This article is part of the supplement: EGASP '05: ENCODE Genome Annotation Assessment Project
Performance assessment of promoter predictions on ENCODE regions in the EGASP experiment
1 South African National Bioinformatics Institute (SANBI), University of the Western Cape, Bellville 7535, South Africa
2 Laboratory for Computational Genomics and Department of Computer Science, Washington University in St Louis, USA
3 Human and Vertebrate Analysis and Annotation Group, Wellcome Trust Sanger Institute, Wellcome Trust Genome Campus, Hinxton, Cambridge CB10 1SA, UK
4 Wellcome Trust Sanger Institute, Wellcome Trust Genome Campus, Hinxton, Cambridgeshire CB10 1HH, UK
5 Institute for Genome Sciences and Policy, Science Dr, Duke University, Durham, NC 27708, USA
6 Royal Holloway, University of London, London, UK
7 Knowledge Extraction Lab, Institute for Infocomm Research, Heng Mui Keng Terrace, Singapore 119613
Genome Biology 2006, 7(Suppl 1):S3 doi:10.1186/gb-2006-7-s1-s3Published: 7 August 2006
This study analyzes the predictions of a number of promoter predictors on the ENCODE regions of the human genome as part of the ENCODE Genome Annotation Assessment Project (EGASP). The systems analyzed operate on various principles and we assessed the effectiveness of different conceptual strategies used to correlate produced promoter predictions with the manually annotated 5' gene ends.
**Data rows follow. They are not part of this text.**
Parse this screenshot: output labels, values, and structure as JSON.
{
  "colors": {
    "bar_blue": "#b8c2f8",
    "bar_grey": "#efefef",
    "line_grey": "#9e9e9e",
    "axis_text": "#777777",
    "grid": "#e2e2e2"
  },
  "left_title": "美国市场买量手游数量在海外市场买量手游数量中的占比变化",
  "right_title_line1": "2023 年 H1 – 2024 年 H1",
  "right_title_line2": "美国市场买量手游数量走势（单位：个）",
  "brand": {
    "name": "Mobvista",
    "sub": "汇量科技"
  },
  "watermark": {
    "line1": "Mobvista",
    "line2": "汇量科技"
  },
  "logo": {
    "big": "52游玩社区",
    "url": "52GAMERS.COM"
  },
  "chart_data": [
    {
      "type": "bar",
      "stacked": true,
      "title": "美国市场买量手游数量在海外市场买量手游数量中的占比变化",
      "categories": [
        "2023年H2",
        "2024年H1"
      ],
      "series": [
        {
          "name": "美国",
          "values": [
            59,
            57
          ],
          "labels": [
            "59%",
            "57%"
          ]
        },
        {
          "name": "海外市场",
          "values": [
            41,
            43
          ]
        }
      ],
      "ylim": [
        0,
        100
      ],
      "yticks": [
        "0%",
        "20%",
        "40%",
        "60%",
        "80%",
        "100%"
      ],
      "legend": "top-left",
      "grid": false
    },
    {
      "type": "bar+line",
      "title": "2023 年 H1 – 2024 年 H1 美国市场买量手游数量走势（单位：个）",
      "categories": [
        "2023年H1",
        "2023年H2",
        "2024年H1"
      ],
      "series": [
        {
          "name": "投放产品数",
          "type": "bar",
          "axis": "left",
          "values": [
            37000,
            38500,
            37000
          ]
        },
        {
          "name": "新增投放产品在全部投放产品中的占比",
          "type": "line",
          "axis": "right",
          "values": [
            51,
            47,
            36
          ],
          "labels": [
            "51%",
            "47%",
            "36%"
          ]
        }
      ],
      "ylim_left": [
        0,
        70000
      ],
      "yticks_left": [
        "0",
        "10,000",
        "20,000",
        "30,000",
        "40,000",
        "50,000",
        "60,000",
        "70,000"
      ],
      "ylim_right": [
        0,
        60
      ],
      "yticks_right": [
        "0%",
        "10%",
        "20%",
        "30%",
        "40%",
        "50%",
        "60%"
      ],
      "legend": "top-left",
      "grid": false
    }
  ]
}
The predictions were assessed relative to the manual HAVANA annotation of the 5' gene ends. These 5' gene ends were used as the estimated reference transcription start sites. With the maximum allowed distance for predictions of 1,000 nucleotides from the reference transcription start sites, the sensitivity of predictors was in the range 32% to 56%, while the positive predictive value was in the range 79% to 93%. The average distance mismatch of predictions from the reference transcription start sites was in the range 259 to 305 nucleotides. At the same time, using transcription start site estimates from DBTSS and H-Invitational databases as promoter predictions, we obtained a sensitivity of 58%, a positive predictive value of 92%, and an average distance from the annotated transcription start sites of 117 nucleotides. In this experiment, the best performing promoter predictors were those that combined promoter prediction with gene prediction. The main reason for this is the reduced promoter search space that resulted in smaller numbers of false positive predictions.
The main finding, now supported by comprehensive data, is that the accuracy of human promoter predictors for high-throughput annotation purposes can be significantly improved if promoter prediction is combined with gene prediction. Based on the lessons learned in this experiment, we propose a framework for the preparation of the next similar promoter prediction assessment.